Now the Florence native knows what it’s like to finish the job after he and the Bowling Green Hot Rods (the Tampa Bay Rays High A affiliate) beat the Greensboro Grasshoppers 6-3 on Tuesday in the deciding Game 5. from the High A East Championship Series. Ostberg had a brace produced late in the fourth inning with two catches that helped trigger a five-run inning.
He knew the Pirates organization was famous for throwing fastballs high into the area, so he kept his eyes peeled for smashing bullets he could send down the line.
âI got two strikes and reacted to a ball that I knew could hit the bat and threw it,â said Ostberg. “It’s not the most glamorous double I’ve had, but it’s a great two-stroke swing.”
Ostberg, who plays receiver and designated hitter, had two hits in the tie-breaker, both on broken balls.
The Hot Rods have won the last two home games after facing an elimination game on Monday with a depleted reliever box. After celebrating on the pitch, the players retreated to a local bar and restaurant to reunite one last time and say goodbye. With the end of the season, they left Bowling Green for their offseason homes on Wednesday.
This is a group that Ostberg has grown closer with between his last two seasons at Bowling Green and playing with some in the Hudson Valley in 2018. Due to the strength of the Rays’ minor league system, many ‘between them felt that they should play at higher levels. Rather than getting bitter, the Hot Rods came together and chased the championship.
âIn the pro ball (minor league), winning is not the main objective. Usually it’s about the development of each player, âsaid Ostberg. âAs the year went on and some guys moved on and some didn’t, we regrouped in the trenches. We thought, âWe’re talented AA, AAA players, just run this league and put on a show. I’m glad we did this.
The depth of the Rays farm system has shown across the board. The organization has won championships in the AAA, high A, low A and complex leagues. Their AA team reached the championship series and lost a point in Game 5. To boot, the Big League club has the best record in the American League.
âIt’s hard to go through a system when you have such a deep system, but being part of it and watching it is crazy,â Ostberg said.
Ostberg, a Williston Northampton product, has spent most of the year at Bowling Green, playing 59 games with 192 at bat. He received a call to AA in May following an injury, but only stayed with the Montgomerys for six games after one of High A’s other receivers was injured and had to come down.
âI was a little frustrated because if this kid doesn’t hurt himself, I’m still in AA,â Ostberg said.
He’s proven he can hit the next level. Ostberg led all of the Rays’ minor league receivers in OPS (base percentage plus stroke percentage, a measure of punching power) to 0.799 and had 22 home runs, good for the organization’s second place among the receivers. The Hartford product reached 0.266 and achieved 33 points despite rarely playing in consecutive games.
âIt depended on my preparation,â Ostberg said.

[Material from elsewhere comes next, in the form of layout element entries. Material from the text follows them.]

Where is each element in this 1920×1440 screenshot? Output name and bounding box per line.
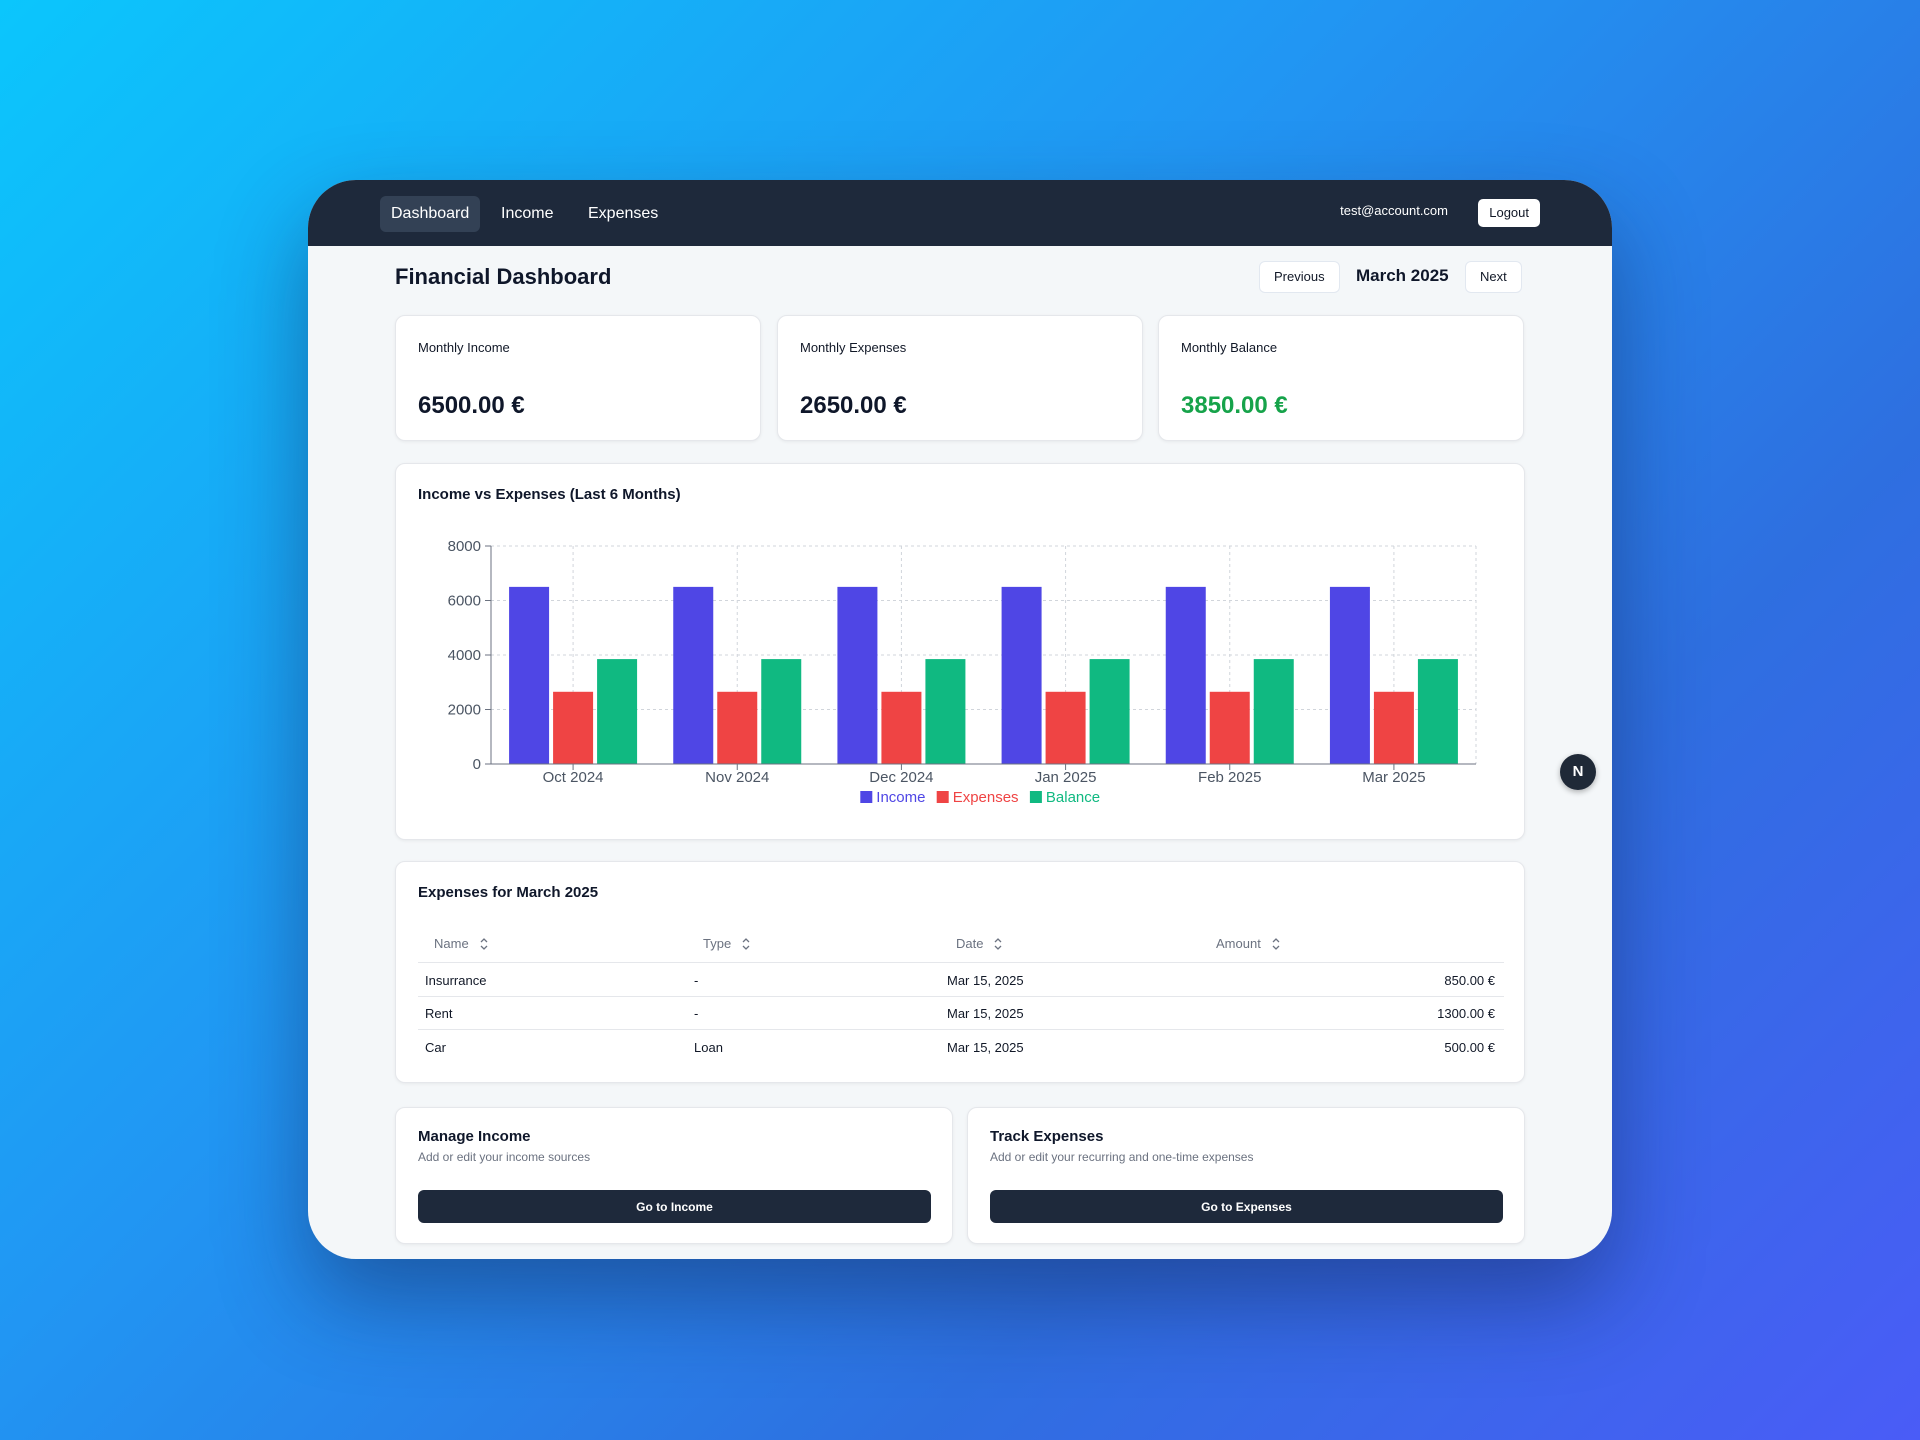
bar-income-4 <box>1165 586 1206 764</box>
bar-balance-3 <box>1089 659 1130 764</box>
x-tick-label: Dec 2024 <box>869 769 933 786</box>
cell-type: - <box>694 1006 699 1021</box>
cell-date: Mar 15, 2025 <box>947 973 1024 988</box>
cell-date: Mar 15, 2025 <box>947 1040 1024 1055</box>
page-title: Financial Dashboard <box>395 264 612 289</box>
bar-balance-1 <box>761 659 802 764</box>
go-to-income-button[interactable]: Go to Income <box>418 1190 931 1223</box>
y-tick-label: 4000 <box>448 647 481 664</box>
column-header-date[interactable]: Date <box>956 936 1003 951</box>
income-expenses-chart: 0 2000 4000 6000 8000 Oct 2024 Nov 2024 Dec 202… <box>448 538 1477 806</box>
x-tick-label: Mar 2025 <box>1362 769 1425 786</box>
legend-label-income: Income <box>876 789 925 806</box>
column-header-date-label: Date <box>956 936 984 951</box>
bar-income-5 <box>1329 586 1370 764</box>
cell-type: Loan <box>694 1040 723 1055</box>
income-summary-label: Monthly Income <box>418 340 510 355</box>
column-header-name[interactable]: Name <box>434 936 489 951</box>
legend-label-balance: Balance <box>1046 789 1100 806</box>
balance-summary-label: Monthly Balance <box>1181 340 1278 355</box>
expenses-summary-label: Monthly Expenses <box>800 340 907 355</box>
sort-icon <box>995 937 1002 950</box>
sort-icon <box>1272 937 1280 950</box>
manage-income-title: Manage Income <box>418 1128 531 1145</box>
expenses-table-card: Expenses for March 2025 Name Type Date A… <box>395 861 1525 1083</box>
manage-income-card: Manage Income Add or edit your income so… <box>395 1107 953 1244</box>
bar-income-3 <box>1001 586 1042 764</box>
table-divider <box>418 962 1504 963</box>
cell-amount: 500.00 € <box>1444 1040 1495 1055</box>
bar-expenses-5 <box>1373 691 1414 764</box>
nav-expenses[interactable]: Expenses <box>588 205 659 222</box>
bar-balance-5 <box>1417 659 1458 764</box>
column-header-type-label: Type <box>703 936 732 951</box>
y-tick-label: 6000 <box>448 593 481 610</box>
cell-name: Insurrance <box>425 973 487 988</box>
track-expenses-title: Track Expenses <box>990 1128 1104 1145</box>
chart-card: Income vs Expenses (Last 6 Months) 0 2000… <box>395 463 1525 840</box>
nav-income[interactable]: Income <box>501 205 554 222</box>
sort-icon <box>742 937 750 950</box>
nav-dashboard[interactable]: Dashboard <box>380 196 481 232</box>
current-month: March 2025 <box>1356 266 1449 285</box>
previous-month-button[interactable]: Previous <box>1259 261 1340 293</box>
bar-expenses-0 <box>553 691 594 764</box>
bar-income-1 <box>673 586 714 764</box>
income-summary-value: 6500.00 € <box>418 392 525 419</box>
table-divider <box>418 996 1504 997</box>
legend-swatch-income <box>860 791 873 803</box>
x-tick-label: Jan 2025 <box>1035 769 1097 786</box>
cell-amount: 1300.00 € <box>1437 1006 1495 1021</box>
chart-title: Income vs Expenses (Last 6 Months) <box>418 486 681 503</box>
y-tick-label: 0 <box>473 756 481 773</box>
x-tick-label: Nov 2024 <box>705 769 769 786</box>
cell-name: Car <box>425 1040 446 1055</box>
go-to-expenses-button[interactable]: Go to Expenses <box>990 1190 1503 1223</box>
table-divider <box>418 1029 1504 1030</box>
x-tick-label: Oct 2024 <box>543 769 604 786</box>
legend-swatch-expenses <box>936 791 949 803</box>
bar-income-0 <box>509 586 550 764</box>
bar-balance-0 <box>597 659 638 764</box>
track-expenses-description: Add or edit your recurring and one-time … <box>990 1150 1254 1164</box>
bar-expenses-1 <box>717 691 758 764</box>
income-summary-card: Monthly Income 6500.00 € <box>395 315 761 441</box>
bar-balance-2 <box>925 659 966 764</box>
balance-summary-value: 3850.00 € <box>1181 392 1288 419</box>
legend-label-expenses: Expenses <box>953 789 1019 806</box>
bar-balance-4 <box>1253 659 1294 764</box>
expenses-summary-card: Monthly Expenses 2650.00 € <box>777 315 1143 441</box>
y-tick-label: 2000 <box>448 702 481 719</box>
sort-icon <box>480 937 488 950</box>
legend-swatch-balance <box>1029 791 1042 803</box>
user-email: test@account.com <box>1340 203 1448 218</box>
cell-type: - <box>694 973 699 988</box>
logout-button[interactable]: Logout <box>1478 199 1540 227</box>
nextjs-dev-badge[interactable]: N <box>1560 754 1596 790</box>
balance-summary-card: Monthly Balance 3850.00 € <box>1158 315 1524 441</box>
column-header-amount-label: Amount <box>1216 936 1261 951</box>
app-window: Dashboard Income Expenses test@account.c… <box>308 180 1612 1259</box>
top-navbar: Dashboard Income Expenses test@account.c… <box>308 180 1612 246</box>
column-header-amount[interactable]: Amount <box>1216 936 1281 951</box>
cell-name: Rent <box>425 1006 453 1021</box>
x-tick-label: Feb 2025 <box>1198 769 1261 786</box>
column-header-name-label: Name <box>434 936 469 951</box>
bar-expenses-2 <box>881 691 922 764</box>
track-expenses-card: Track Expenses Add or edit your recurrin… <box>967 1107 1525 1244</box>
bar-expenses-3 <box>1045 691 1086 764</box>
cell-date: Mar 15, 2025 <box>947 1006 1024 1021</box>
bar-expenses-4 <box>1209 691 1250 764</box>
next-month-button[interactable]: Next <box>1465 261 1522 293</box>
cell-amount: 850.00 € <box>1444 973 1495 988</box>
expenses-table-title: Expenses for March 2025 <box>418 884 599 901</box>
expenses-summary-value: 2650.00 € <box>800 392 907 419</box>
column-header-type[interactable]: Type <box>703 936 751 951</box>
bar-income-2 <box>837 586 878 764</box>
y-tick-label: 8000 <box>448 538 481 555</box>
manage-income-description: Add or edit your income sources <box>418 1150 591 1164</box>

Hot Rods hitting coach Brady North has become in tune with the process Ostberg developed with Red Sox hitting coach Pete Fatse during the offseason.

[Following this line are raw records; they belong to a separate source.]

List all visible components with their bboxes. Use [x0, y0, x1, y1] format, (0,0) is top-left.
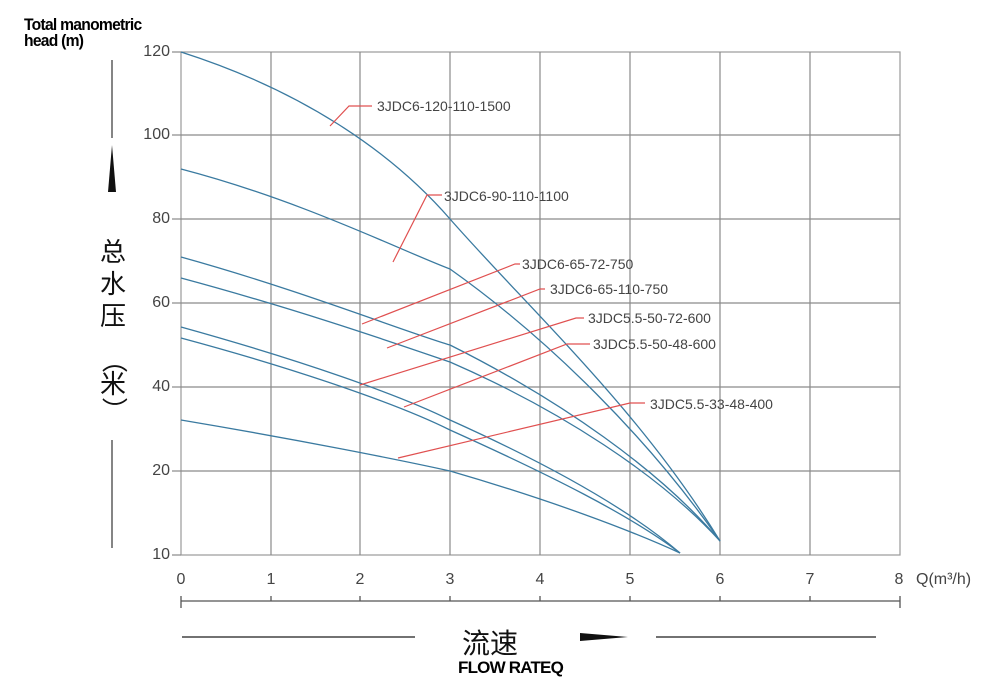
cn-char: 米 [99, 370, 126, 400]
curve-3JDC6-120-110-1500 [180, 51, 721, 542]
grid [180, 51, 901, 556]
label-3JDC5.5-50-48-600: 3JDC5.5-50-48-600 [593, 336, 716, 352]
cn-char: 压 [99, 302, 126, 332]
x-tick: 2 [355, 571, 365, 588]
y-tick: 40 [152, 378, 170, 395]
label-3JDC6-120-110-1500: 3JDC6-120-110-1500 [377, 98, 511, 114]
curve-3JDC5.5-50-48-600 [180, 337, 681, 554]
y-tick: 60 [152, 294, 170, 311]
label-3JDC6-90-110-1100: 3JDC6-90-110-1100 [444, 188, 569, 204]
x-direction-arrow [182, 633, 876, 641]
y-tick: 10 [152, 546, 170, 563]
x-tick: 7 [805, 571, 815, 588]
leader-lines [329, 105, 645, 459]
curve-3JDC6-65-72-750 [180, 256, 721, 542]
y-direction-arrow [108, 60, 116, 548]
curve-3JDC5.5-33-48-400 [180, 419, 681, 554]
y-tick: 120 [143, 43, 170, 60]
y-axis-title: Total manometric head (m) [24, 15, 142, 50]
label-3JDC6-65-72-750: 3JDC6-65-72-750 [522, 256, 633, 272]
x-tick: 1 [266, 571, 276, 588]
y-ticks [172, 51, 181, 556]
y-axis-title-line2: head (m) [24, 31, 84, 50]
x-tick: 0 [176, 571, 186, 588]
series-labels: 3JDC6-120-110-1500 3JDC6-90-110-1100 3JD… [377, 98, 773, 412]
curve-3JDC5.5-50-72-600 [180, 326, 681, 554]
y-tick: 80 [152, 210, 170, 227]
x-tick: 8 [894, 571, 904, 588]
pump-curves [180, 51, 721, 554]
x-tick: 3 [445, 571, 455, 588]
x-axis-chinese-label: 流速 [462, 627, 519, 660]
label-3JDC6-65-110-750: 3JDC6-65-110-750 [550, 281, 668, 297]
curve-3JDC6-65-110-750 [180, 277, 721, 542]
y-tick: 100 [143, 126, 170, 143]
x-tick: 5 [625, 571, 635, 588]
x-ruler [180, 596, 901, 608]
cn-char: 总 [99, 238, 126, 268]
curve-3JDC6-90-110-1100 [180, 168, 721, 542]
x-unit-label: Q(m³/h) [916, 571, 972, 588]
label-3JDC5.5-50-72-600: 3JDC5.5-50-72-600 [588, 310, 711, 326]
y-axis-title-line1: Total manometric [24, 15, 142, 34]
x-tick: 6 [715, 571, 725, 588]
x-tick: 4 [535, 571, 545, 588]
x-axis-title: FLOW RATEQ [458, 658, 564, 677]
label-3JDC5.5-33-48-400: 3JDC5.5-33-48-400 [650, 396, 773, 412]
y-tick: 20 [152, 462, 170, 479]
cn-char: 水 [99, 270, 126, 300]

âHe was one of the first coaches to connect the two teams offseason and off-season,â said Ostberg.
Ostberg hopes to start next season at AA and keep climbing. He will return to Western Mass for the winter, train and organize camps in preparation for next season. Ostberg wants to develop more personal flexibility and will train with his varsity team in Hartford, learning the intricacies of the game in the outfield or at first base.
âI will continue to build on this,â Ostberg said. âI think I can really rely on the power tools I have. I’m going to spend a lot of time being a jackknife defensively, being a guy who can go anywhere on the pitch.